I am working on cleaning data containing both Cantonese and emoji. In UTF-8 Format, some of them will be converted into Unicode that has to clean away. These Unicode look like:
攬炒巴我愛你<U+2764><U+FE0F><U+0001F618><U+0001F618><U+0001F618><U+0001F618>">
As you can see, these Unicode contain different length, which sabotage my traditional way of cleaning these Unicode:
basedf$post_cleaned = str_replace(basedf$post_cleaned,"smile_.*:","")
basedf$post_cleaned = str_replace(basedf$post_cleaned,"\\[quote\\].*\\[\\/quote\\]","")
basedf$post_cleaned = str_replace(basedf$post_cleaned,"\\[.+\\].*\\[\\/.+\\]","")
basedf$post_cleaned = gsub("[^[:alnum:][:blank:]?&/\\-]", "", basedf$post_cleaned)

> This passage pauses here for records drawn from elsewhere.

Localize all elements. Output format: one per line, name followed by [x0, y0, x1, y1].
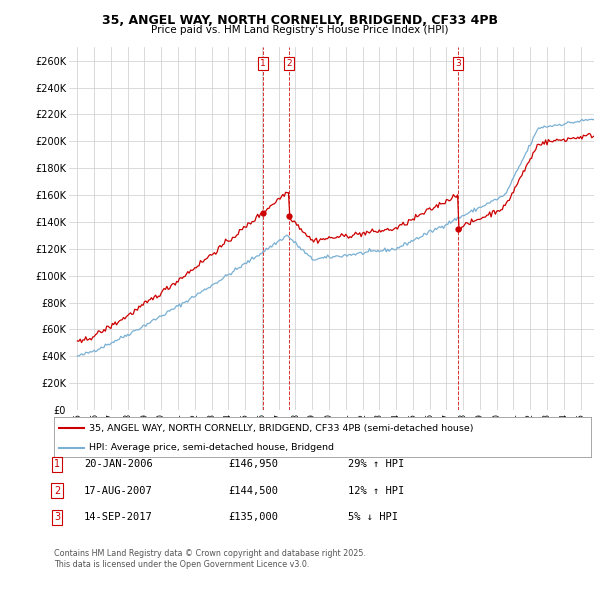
Text: Contains HM Land Registry data © Crown copyright and database right 2025.: Contains HM Land Registry data © Crown c…: [54, 549, 366, 558]
Text: This data is licensed under the Open Government Licence v3.0.: This data is licensed under the Open Gov…: [54, 560, 310, 569]
Text: 35, ANGEL WAY, NORTH CORNELLY, BRIDGEND, CF33 4PB: 35, ANGEL WAY, NORTH CORNELLY, BRIDGEND,…: [102, 14, 498, 27]
Text: Price paid vs. HM Land Registry's House Price Index (HPI): Price paid vs. HM Land Registry's House …: [151, 25, 449, 35]
Text: £146,950: £146,950: [228, 460, 278, 469]
Text: £135,000: £135,000: [228, 513, 278, 522]
Text: 5% ↓ HPI: 5% ↓ HPI: [348, 513, 398, 522]
Text: 20-JAN-2006: 20-JAN-2006: [84, 460, 153, 469]
Text: 2: 2: [286, 59, 292, 68]
Text: 1: 1: [260, 59, 266, 68]
Text: 3: 3: [455, 59, 461, 68]
Text: 3: 3: [54, 513, 60, 522]
Text: 35, ANGEL WAY, NORTH CORNELLY, BRIDGEND, CF33 4PB (semi-detached house): 35, ANGEL WAY, NORTH CORNELLY, BRIDGEND,…: [89, 424, 473, 433]
Text: 17-AUG-2007: 17-AUG-2007: [84, 486, 153, 496]
Text: £144,500: £144,500: [228, 486, 278, 496]
Text: 1: 1: [54, 460, 60, 469]
Text: 12% ↑ HPI: 12% ↑ HPI: [348, 486, 404, 496]
Text: 29% ↑ HPI: 29% ↑ HPI: [348, 460, 404, 469]
Text: 14-SEP-2017: 14-SEP-2017: [84, 513, 153, 522]
Text: HPI: Average price, semi-detached house, Bridgend: HPI: Average price, semi-detached house,…: [89, 443, 334, 452]
Text: 2: 2: [54, 486, 60, 496]
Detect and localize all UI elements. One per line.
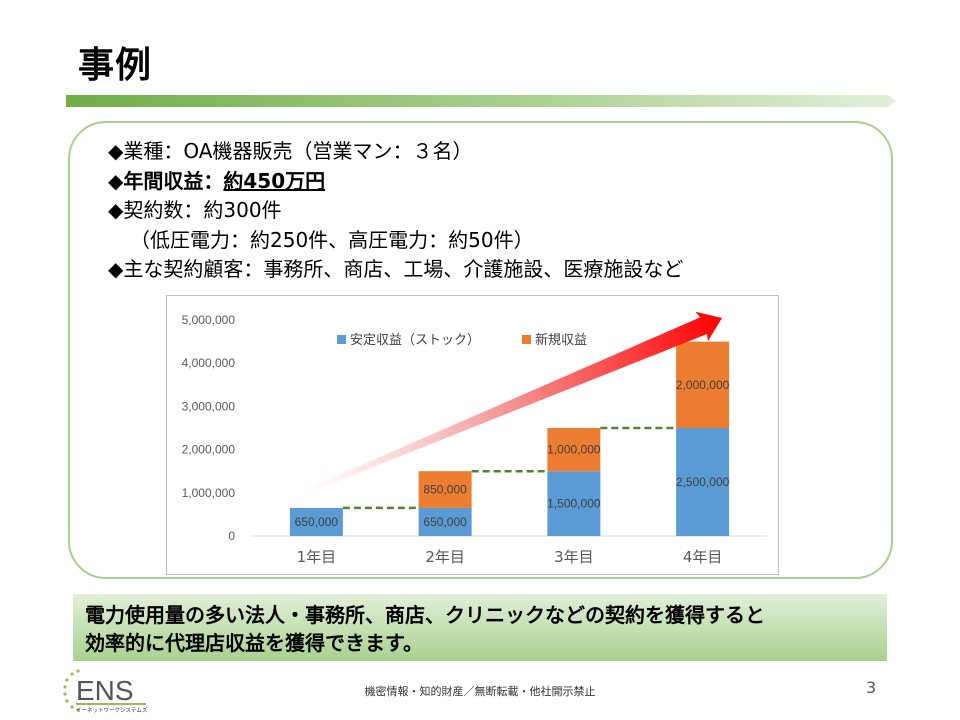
bullet-main-customers: ◆主な契約顧客：事務所、商店、工場、介護施設、医療施設など: [108, 257, 684, 281]
revenue-chart: 0 1,000,000 2,000,000 3,000,000 4,000,000 5,0…: [166, 295, 779, 575]
callout-line-2: 効率的に代理店収益を獲得できます。: [85, 631, 423, 655]
x-tick-label: 4年目: [683, 548, 723, 566]
revenue-chart-svg: 0 1,000,000 2,000,000 3,000,000 4,000,000 5,0…: [182, 311, 767, 566]
bullet-contract-breakdown: （低圧電力：約250件、高圧電力：約50件）: [130, 227, 534, 252]
legend-swatch-stock: [337, 335, 346, 344]
legend-label-stock: 安定収益（ストック）: [350, 333, 480, 348]
bullet-list: ◆業種：OA機器販売（営業マン：３名） ◆年間収益：約450万円 ◆契約数：約3…: [108, 137, 683, 285]
slide-title: 事例: [78, 45, 153, 86]
data-label-new: 1,000,000: [547, 443, 601, 457]
bar-stock: [676, 428, 730, 536]
legend-label-new: 新規収益: [535, 332, 587, 348]
annual-revenue-label: ◆年間収益：: [108, 168, 224, 193]
growth-trend-arrow-shape: [299, 311, 723, 496]
data-label-new: 2,000,000: [676, 378, 730, 392]
x-tick-label: 2年目: [425, 548, 465, 566]
data-label-stock: 650,000: [295, 515, 339, 529]
y-tick-label: 1,000,000: [182, 486, 236, 500]
bullet-industry: ◆業種：OA機器販売（営業マン：３名）: [108, 139, 473, 163]
data-label-stock: 2,500,000: [676, 475, 730, 489]
summary-callout: 電力使用量の多い法人・事務所、商店、クリニックなどの契約を獲得すると 効率的に代…: [73, 594, 887, 661]
bullet-contract-count: ◆契約数：約300件: [108, 198, 282, 222]
y-tick-label: 2,000,000: [182, 443, 236, 457]
callout-line-1: 電力使用量の多い法人・事務所、商店、クリニックなどの契約を獲得すると: [85, 603, 765, 627]
growth-trend-arrow: [299, 311, 723, 496]
confidentiality-note: 機密情報・知的財産／無断転載・他社開示禁止: [364, 685, 596, 698]
logo-subtext: イーネットワークシステムズ: [76, 706, 148, 714]
x-tick-label: 1年目: [297, 548, 337, 566]
bar-new: [676, 341, 730, 428]
ens-logo: ENS イーネットワークシステムズ: [63, 669, 148, 714]
title-underline-bar: [66, 95, 896, 107]
y-tick-label: 4,000,000: [182, 356, 236, 370]
logo-text: ENS: [76, 675, 134, 706]
annual-revenue-value: 約450万円: [223, 168, 326, 193]
bar-new: [547, 428, 601, 472]
legend-swatch-new: [522, 335, 531, 344]
y-tick-label: 0: [228, 529, 235, 543]
x-tick-label: 3年目: [554, 548, 594, 566]
data-label-stock: 650,000: [423, 515, 467, 529]
page-number: 3: [866, 678, 877, 697]
y-tick-label: 3,000,000: [182, 399, 236, 413]
data-label-stock: 1,500,000: [547, 497, 601, 511]
bar-stock: [418, 507, 472, 536]
y-tick-label: 5,000,000: [182, 313, 236, 327]
data-label-new: 850,000: [423, 483, 467, 497]
bar-new: [418, 471, 472, 508]
bullet-annual-revenue: ◆年間収益：約450万円: [108, 167, 683, 197]
bar-stock: [547, 471, 601, 536]
bar-stock: [289, 507, 343, 536]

basedf$post_cleaned = gsub("/", "", basedf$post_cleaned)
basedf$post_cleaned = gsub("\\\\", "", basedf$post_cleaned)
basedf$post_cleaned = gsub("U....", "", basedf$post_cleaned)
basedf$post_cleaned = gsub("[1234567890]", "", basedf$post_cleaned)
basedf$post_cleaned = gsub("[.]", "", basedf$post_cleaned)
basedf$post_cleaned = rm_url(basedf$post_cleaned)
basedf$post_cleaned = str_trim(basedf$post_cleaned)
As you can see, I cleaned Unicode at the line
basedf$post_cleaned = gsub("U....", "", basedf$post_cleaned)
after cleaning all the <>+.
However, it leaves two to four letters behind when it encounters an 8 digit or 10 digits Unicode, and it messed my data. For example, sometimes it left FB in Unicode like <U+0001F6B8>(I made it up as example), I will interpret FB as Facebook in my data.
Do you have any suggestions on cleaning Unicode with different lengths? This problem has bugged me for two days and heavily dragged by progress.
Sorry for my bad English and coding. I am a newbie in coding.
Thank you.